Religious studies has its issues, but I escaped dynamics in the philosophy department I found far more irritating; I swapped “snide people using cleverness to pursue mildly novel and thoroughly niche positions” for “out and out weirdos who couldn’t decouple if their souls’ salvation depended on it.”
I also think God was helping me stay in touch with him, although at the time I was an avowed atheist.
This whole post is probably just saying “we are finally defeating Gell-Mann Amnesia.”
More people should read A Canticle for Leibowitz.
Jackson Mohsenin helpfully noted that a lot of this is likely from or influenced by Martin Gurri’s The Revolt of the Public.

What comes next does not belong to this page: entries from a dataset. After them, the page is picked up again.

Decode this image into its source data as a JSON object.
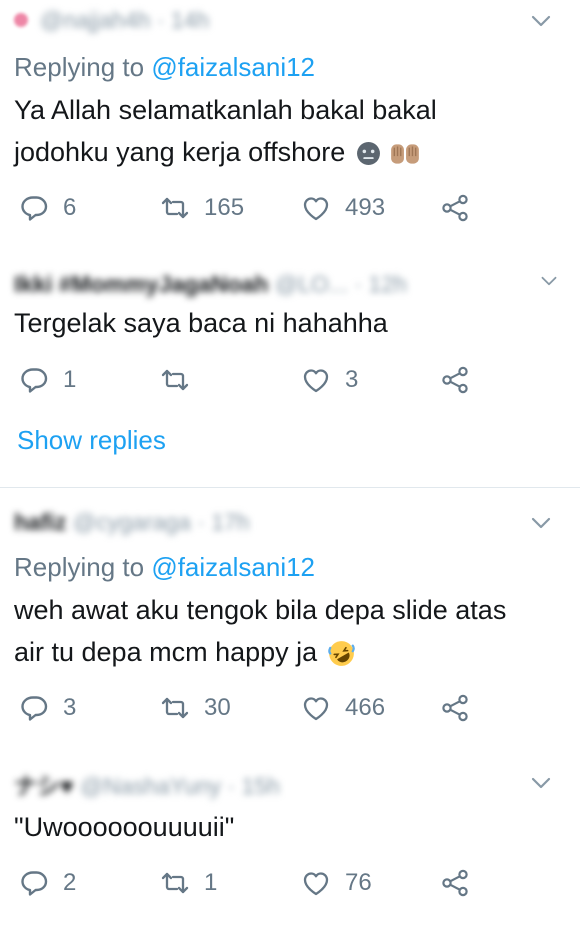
{
  "tweets": [
    {
      "author": "@najjah4h",
      "time": "14h",
      "replying_label": "Replying to",
      "replying_handle": "@faizalsani12",
      "line1": "Ya Allah selamatkanlah bakal bakal",
      "line2": "jodohku yang kerja offshore",
      "emoji": [
        "neutral-face",
        "praying-hands"
      ],
      "replies": "6",
      "retweets": "165",
      "likes": "493"
    },
    {
      "author": "Ikki #MommyJagaNoah",
      "handle": "@LO...",
      "time": "12h",
      "line1": "Tergelak saya baca ni hahahha",
      "replies": "1",
      "retweets": "",
      "likes": "3",
      "show_replies": "Show replies"
    },
    {
      "author": "hafiz",
      "handle": "@cygaraga",
      "time": "17h",
      "replying_label": "Replying to",
      "replying_handle": "@faizalsani12",
      "line1": "weh awat aku tengok bila depa slide atas",
      "line2": "air tu depa mcm happy ja",
      "emoji": [
        "rolling-laughing"
      ],
      "replies": "3",
      "retweets": "30",
      "likes": "466"
    },
    {
      "author": "ナシ♥",
      "handle": "@NashaYuny",
      "time": "15h",
      "line1": "\"Uwoooooouuuuii\"",
      "replies": "2",
      "retweets": "1",
      "likes": "76"
    }
  ],
  "colors": {
    "accent": "#1da1f2",
    "muted": "#657786",
    "text": "#14171a",
    "divider": "#e1e8ed"
  }
}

As David Cole noted, for Gen X, this was a foundational element of the worldview anyway, which speaks for the umpteenth time to the Boomer-Millennial / Gen X-Gen Y harmonies.
There’s an obvious selection effect here: mostly those who believe in the importance of e.g. economics will rise to prominence in economics; you have to believe that the state is really meaningful to spend your life climbing to the top of the state; etc.
I never tire of Haldane’s formulation, even through I quibble with the implied incapacity of mind and believe it leads to the exact opposite conclusion he reached: “The Universe is not only queerer than we suppose, but queerer than we can suppose.”
I think a major challenge for atheists remains to explain why in every area of human activity, truth produces better results than error except with religion: why religious communities outperform secular communities in so many ways if it’s all nonsense, why religious civilizations outperform secular civilizations, etc.




This made me want a "highlight" feature--lots of beautiful turns of phrase here, worth tucking away in a digital pocket of sorts. Thanks for sharing.
This is such a thought-provoking essay! So many phrases sent my mind down various trails.
"Aging celebrities of all fields give the lie to the possibility that even fame, even creative success, even social esteem (let alone wealth!) constitutes a real way of being; somehow, only those outside the frame of society seem to be on paths worth contemplating as guides."
When I was a teenager, I read the book "The Way of the Peaceful Warrior", by Dan Millman. He met a gas station attendant — whom he named Socrates —and underwent a kind of spiritual training. The book wasn't high literature but it left such a last impact on me. This lyric is entering my mind rn: "The words of the prophets we're written on subway walls..."
Have you met such a person?
Thanks for this lovely piece of writing. I will be reading it over again.